BioSerenity, a company specializing in remote diagnostic solutions for neurology, sleep medicine, and cardiology announces an article published in Annals of Neurology describing unusual electroencephalogram (EEG) findings in seriously ill patients with SARS-CoV-2.
BioSerenity offers EEG services using remotely connected equipment enabling testing outside of traditional departments. Hospitals in France requested BioSerenity to perform EEGs in intensive care units (ICUs) during the initial surge of COVID-19 patients. The data was reviewed remotely by BioSerenity’s specialists and shared with the hospitals’ medical staff. Via these collaborations, the researchers discovered EEG anomalies likely associated with COVID-19.

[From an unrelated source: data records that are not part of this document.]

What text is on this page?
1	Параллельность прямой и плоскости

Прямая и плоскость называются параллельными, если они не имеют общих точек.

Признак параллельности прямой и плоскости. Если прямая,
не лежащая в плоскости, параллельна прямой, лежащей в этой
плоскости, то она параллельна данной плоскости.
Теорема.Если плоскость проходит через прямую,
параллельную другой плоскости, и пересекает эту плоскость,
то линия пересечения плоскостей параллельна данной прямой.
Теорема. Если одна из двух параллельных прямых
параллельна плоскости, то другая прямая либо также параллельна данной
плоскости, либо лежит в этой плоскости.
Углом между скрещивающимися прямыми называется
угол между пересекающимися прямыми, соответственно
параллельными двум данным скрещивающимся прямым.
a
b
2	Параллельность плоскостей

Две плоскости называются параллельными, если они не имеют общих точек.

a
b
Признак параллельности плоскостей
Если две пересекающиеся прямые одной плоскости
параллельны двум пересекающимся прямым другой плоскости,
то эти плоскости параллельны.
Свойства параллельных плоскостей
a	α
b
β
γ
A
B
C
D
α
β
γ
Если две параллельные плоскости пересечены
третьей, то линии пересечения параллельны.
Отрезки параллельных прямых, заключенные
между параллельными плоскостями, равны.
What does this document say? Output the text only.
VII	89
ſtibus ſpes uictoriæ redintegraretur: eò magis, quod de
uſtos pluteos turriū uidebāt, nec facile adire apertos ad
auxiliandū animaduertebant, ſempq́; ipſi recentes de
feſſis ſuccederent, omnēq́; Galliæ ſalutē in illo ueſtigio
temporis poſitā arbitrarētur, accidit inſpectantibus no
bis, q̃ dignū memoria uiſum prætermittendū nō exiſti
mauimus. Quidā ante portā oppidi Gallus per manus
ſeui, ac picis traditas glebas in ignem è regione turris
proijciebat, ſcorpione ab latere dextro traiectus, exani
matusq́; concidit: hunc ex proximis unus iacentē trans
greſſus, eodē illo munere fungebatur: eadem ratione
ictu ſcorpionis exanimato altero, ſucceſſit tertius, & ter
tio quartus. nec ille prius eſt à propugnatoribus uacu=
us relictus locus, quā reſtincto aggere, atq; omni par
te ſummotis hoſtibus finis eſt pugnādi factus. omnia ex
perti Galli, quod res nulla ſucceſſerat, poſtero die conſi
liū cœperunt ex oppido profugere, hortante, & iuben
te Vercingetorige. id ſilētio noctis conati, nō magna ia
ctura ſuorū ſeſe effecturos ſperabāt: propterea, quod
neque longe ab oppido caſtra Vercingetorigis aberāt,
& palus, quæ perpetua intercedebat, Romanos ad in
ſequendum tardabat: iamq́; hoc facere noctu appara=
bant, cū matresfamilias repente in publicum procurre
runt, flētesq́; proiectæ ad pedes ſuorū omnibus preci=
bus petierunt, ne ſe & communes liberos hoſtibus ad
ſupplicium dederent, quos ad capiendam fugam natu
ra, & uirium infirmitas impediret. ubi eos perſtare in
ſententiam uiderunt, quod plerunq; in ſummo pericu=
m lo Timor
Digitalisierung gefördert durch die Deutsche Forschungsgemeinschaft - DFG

Patients presented with altered mental status, had delayed awakening, or poor arousal after being taken off sedation. EEGs were performed while in the ICU at several hospitals in Paris, France. The EEGs showed evidence of frontal brain abnormalities possibility due to COVID-19 related brain injury. When hospitalized patients with COVID-19 present with unexplained mental status change or poor arousability, it is suggested that an EEG be performed as part of the diagnostic assessment to determine the etiology and to identify potentially treatable central nervous system disorders.
Bruce Lavin, MD, MPH, BioSerenity chief medical officer, says in a release, “This report highlights the importance of obtaining EEGs in patients with COVID-19 who present with cognitive impairment to identify possible brain injury, directly or indirectly due to the virus.”
Samir Medjebar, PhD, GM BioSerenity France, says in a release, “BioSerenity has demonstrated that our scale and scope of services allow us to provide 24/7 hospital assistance during a crisis and the ability to detect new EEG findings.”
Louis Maillard, MD, PhD, professor at Lorraine University, France, says in a release, “This study gives a possible explanation for the comas, delayed awakening, and arousal observed in some of the most severe cases of COVID-19 infections. It shows the importance of EEG, an old but still relevant exam, that can be done at the patient bedside and the only exam that allows for the functional state evaluation of the brain.”
Hervé Vespignani, MD, professor and BioSerenity France medical director, says in a release, “This discovery confirms the importance of performing EEG at the patient’s bed.”